Льюис еще студентом по меньшей мере трижды пытался пересказать миф о Психее в стихах (один раз в виде пьесы)[1]. Он написал роман о Психее на закате своей жизни, но это вовсе не пересказ «Метаморфоз» Луция Апулея. Льюис говорил: «Я не чувствовал никакой потребности быть верным Апулею, который и сам, почти наверняка, всего лишь пересказал миф, а не сочинил его. Ничего не было дальше от моих намерений, чем воспроизводить стиль “Метаморфоз”, этой странной смеси плутовского романа, литературы ужасов, трактата мистагога, порнографии и стилистических экспериментов»[2].
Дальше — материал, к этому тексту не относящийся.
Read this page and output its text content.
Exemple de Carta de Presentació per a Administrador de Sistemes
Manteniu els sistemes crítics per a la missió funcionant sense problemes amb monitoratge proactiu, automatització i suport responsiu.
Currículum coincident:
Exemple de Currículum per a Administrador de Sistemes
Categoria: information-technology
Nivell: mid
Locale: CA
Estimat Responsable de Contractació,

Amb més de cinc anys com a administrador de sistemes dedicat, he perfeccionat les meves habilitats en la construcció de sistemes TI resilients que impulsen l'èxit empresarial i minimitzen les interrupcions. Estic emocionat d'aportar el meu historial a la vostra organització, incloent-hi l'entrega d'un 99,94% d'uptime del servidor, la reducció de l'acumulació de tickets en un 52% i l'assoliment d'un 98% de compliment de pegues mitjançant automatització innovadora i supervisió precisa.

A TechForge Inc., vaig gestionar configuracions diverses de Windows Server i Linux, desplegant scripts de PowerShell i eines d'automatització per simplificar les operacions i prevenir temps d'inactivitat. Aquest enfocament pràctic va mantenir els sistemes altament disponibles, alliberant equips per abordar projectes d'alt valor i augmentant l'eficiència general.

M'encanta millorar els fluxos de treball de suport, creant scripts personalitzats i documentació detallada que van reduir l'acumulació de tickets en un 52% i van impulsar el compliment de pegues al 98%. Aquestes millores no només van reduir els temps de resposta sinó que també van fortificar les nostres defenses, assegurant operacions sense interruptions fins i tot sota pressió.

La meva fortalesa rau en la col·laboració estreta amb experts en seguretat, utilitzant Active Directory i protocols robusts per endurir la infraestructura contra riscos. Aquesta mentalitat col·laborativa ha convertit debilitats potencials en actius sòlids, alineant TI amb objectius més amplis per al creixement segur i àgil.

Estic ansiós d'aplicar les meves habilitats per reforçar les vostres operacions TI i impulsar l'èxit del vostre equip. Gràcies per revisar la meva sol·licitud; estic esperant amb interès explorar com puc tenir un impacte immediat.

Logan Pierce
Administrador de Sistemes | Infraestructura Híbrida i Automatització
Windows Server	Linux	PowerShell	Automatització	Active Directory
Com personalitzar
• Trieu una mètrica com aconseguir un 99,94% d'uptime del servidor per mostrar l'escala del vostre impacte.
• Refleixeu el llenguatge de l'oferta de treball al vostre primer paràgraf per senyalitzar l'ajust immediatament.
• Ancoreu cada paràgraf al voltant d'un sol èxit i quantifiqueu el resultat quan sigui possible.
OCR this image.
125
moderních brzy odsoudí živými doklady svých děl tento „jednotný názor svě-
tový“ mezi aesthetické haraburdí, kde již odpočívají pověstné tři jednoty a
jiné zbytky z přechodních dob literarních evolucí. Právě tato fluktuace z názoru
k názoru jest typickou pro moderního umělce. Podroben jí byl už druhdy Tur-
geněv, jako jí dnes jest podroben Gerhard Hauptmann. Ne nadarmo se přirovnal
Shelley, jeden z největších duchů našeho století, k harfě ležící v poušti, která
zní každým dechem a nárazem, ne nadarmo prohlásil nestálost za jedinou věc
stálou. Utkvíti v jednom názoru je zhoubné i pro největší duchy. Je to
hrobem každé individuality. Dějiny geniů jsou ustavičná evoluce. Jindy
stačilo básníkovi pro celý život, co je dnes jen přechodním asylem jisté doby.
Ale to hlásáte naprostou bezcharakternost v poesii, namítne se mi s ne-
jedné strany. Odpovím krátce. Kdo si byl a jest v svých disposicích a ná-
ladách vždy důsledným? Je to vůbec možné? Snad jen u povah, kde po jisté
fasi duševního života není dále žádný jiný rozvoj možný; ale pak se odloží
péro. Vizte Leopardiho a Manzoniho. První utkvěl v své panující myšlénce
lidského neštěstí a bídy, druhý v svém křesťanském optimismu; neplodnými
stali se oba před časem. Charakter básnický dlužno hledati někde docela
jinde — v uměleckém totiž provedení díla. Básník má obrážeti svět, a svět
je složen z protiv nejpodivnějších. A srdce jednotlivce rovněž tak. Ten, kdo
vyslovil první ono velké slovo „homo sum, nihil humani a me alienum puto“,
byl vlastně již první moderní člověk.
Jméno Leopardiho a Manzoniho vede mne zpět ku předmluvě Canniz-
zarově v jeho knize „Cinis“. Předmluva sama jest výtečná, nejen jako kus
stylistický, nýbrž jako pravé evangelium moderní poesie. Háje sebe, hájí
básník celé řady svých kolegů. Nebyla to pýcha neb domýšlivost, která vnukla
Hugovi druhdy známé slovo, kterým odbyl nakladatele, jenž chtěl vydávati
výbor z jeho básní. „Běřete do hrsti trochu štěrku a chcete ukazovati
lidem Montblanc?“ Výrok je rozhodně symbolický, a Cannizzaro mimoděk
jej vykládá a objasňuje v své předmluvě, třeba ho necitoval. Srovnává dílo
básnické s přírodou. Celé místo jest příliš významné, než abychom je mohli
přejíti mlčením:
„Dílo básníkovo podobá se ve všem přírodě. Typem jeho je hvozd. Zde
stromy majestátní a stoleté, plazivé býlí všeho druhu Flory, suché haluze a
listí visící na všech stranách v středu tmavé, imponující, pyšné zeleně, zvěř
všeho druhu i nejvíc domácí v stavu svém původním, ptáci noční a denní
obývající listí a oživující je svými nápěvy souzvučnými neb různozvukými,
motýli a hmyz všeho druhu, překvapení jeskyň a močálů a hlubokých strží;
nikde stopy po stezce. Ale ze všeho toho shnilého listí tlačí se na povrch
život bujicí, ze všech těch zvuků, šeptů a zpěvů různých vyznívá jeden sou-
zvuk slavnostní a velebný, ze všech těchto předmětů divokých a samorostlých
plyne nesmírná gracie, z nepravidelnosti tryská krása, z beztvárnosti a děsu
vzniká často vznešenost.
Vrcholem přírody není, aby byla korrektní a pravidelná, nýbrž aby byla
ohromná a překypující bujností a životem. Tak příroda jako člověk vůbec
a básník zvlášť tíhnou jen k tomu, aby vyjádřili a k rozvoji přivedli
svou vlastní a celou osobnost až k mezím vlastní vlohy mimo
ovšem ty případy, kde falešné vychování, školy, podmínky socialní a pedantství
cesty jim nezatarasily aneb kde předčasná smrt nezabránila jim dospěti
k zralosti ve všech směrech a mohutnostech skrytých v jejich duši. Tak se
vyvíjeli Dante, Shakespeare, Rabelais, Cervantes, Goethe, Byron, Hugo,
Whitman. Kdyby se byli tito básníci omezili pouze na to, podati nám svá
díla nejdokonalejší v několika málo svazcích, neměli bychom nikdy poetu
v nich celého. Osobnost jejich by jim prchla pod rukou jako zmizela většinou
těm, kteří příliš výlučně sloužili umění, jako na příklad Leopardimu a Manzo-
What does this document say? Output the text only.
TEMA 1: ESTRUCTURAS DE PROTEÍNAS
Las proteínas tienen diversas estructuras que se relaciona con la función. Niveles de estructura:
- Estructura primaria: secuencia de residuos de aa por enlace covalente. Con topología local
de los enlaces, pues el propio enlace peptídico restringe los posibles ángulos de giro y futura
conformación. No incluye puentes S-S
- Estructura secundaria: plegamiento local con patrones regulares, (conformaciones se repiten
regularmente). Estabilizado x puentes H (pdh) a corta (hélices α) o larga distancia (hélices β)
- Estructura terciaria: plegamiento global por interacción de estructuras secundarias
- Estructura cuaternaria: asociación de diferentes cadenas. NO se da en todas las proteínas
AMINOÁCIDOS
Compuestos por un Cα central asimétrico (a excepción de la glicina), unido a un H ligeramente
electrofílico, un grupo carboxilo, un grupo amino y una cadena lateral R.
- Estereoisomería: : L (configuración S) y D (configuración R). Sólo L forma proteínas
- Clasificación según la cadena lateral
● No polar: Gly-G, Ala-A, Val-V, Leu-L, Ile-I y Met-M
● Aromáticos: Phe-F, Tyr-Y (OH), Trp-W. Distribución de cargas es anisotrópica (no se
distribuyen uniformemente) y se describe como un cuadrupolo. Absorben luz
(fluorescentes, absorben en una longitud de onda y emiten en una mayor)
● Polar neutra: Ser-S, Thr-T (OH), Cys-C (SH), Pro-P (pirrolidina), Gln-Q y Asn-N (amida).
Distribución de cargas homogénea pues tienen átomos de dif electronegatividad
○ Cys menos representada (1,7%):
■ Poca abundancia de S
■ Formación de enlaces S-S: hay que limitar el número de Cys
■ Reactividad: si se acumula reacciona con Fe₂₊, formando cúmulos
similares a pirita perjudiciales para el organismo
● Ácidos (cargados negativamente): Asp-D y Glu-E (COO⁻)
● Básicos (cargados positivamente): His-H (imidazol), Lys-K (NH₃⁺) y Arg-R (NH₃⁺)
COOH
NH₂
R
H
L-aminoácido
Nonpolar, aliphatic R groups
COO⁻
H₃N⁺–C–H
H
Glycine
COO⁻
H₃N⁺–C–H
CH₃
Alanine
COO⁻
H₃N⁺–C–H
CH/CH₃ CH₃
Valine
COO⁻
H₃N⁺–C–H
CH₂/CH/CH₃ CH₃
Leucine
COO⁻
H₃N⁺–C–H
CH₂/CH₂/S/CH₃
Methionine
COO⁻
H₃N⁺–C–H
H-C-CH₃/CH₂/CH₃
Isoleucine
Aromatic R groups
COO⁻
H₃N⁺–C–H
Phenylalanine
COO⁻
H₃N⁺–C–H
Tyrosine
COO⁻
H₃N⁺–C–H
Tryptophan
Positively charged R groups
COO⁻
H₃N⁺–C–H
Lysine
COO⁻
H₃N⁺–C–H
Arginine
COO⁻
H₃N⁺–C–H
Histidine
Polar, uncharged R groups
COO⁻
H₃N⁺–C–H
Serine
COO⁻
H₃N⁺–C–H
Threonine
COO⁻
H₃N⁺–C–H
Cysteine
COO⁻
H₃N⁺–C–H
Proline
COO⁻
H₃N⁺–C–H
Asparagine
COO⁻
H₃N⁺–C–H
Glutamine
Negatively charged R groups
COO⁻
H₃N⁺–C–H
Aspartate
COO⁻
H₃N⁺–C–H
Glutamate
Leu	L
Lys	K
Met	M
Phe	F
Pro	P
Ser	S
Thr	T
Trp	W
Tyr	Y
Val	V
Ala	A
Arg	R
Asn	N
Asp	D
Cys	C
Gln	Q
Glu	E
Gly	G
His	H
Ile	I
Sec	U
Книга начинается словами царицы Оруаль, которая в конце своего жизненного пути решает написать книгу, в которой выдвигает обвинения против богов. Она пишет ее не на родном, а на греческом языке, которому обучил ее учитель, бывший рабом ее отца, которому она, став царицей, дала вольную. Это связано с тем, что в своем народе царица не видит того, кому может быть понятно написанное ей, но «может статься, что какой-нибудь странник из Греции посетит наш дворец, прочтет эту книгу и перескажет ее у себя на родине, где людям не возбраняется вести вольные речи даже о бессмертных богах. И может статься, тамошние мудрецы разберутся, справедливы ли мои обвинения и удалось ли бы оправдаться богу Седой горы, снизойди он до ответа»[3].
Причины написания книги Оруаль формулирует так: «С тех пор как я стала старухой, месть богов более не страшит меня. Разве боги в силах повредить мне? У меня нет ни мужа, ни сына, ни друга, на которых мог бы обрушиться их гнев. Моя иссохшая плоть по привычке желает, чтобы ее мыли, питали и не раз в день облачали в нарядные одежды, но мне не жаль моего тела — боги властны отнять его у меня, когда им заблагорассудится. Я уже позаботилась о наследнике — моя корона перейдет к сыну моей сестры. Вот почему я не страшусь гнева богов и вот почему я решилась написать эту книгу, ибо человек, которому есть что терять, никогда не осмелится написать подобную. В книге этой я буду обвинять богов, в первую очередь того, который обитает на Седой горе. Словно перед строгим судьей, я расскажу без утайки обо всем том зле, что бог причинил мне. Увы! Нет в мире такого суда, который рассматривал бы тяжбы между богами и смертными людьми, а бог Горы — я уверена — не ответит на мои обвинения. Болезни и страдания, которыми он волен меня наградить, — разве это достойный ответ?»[4].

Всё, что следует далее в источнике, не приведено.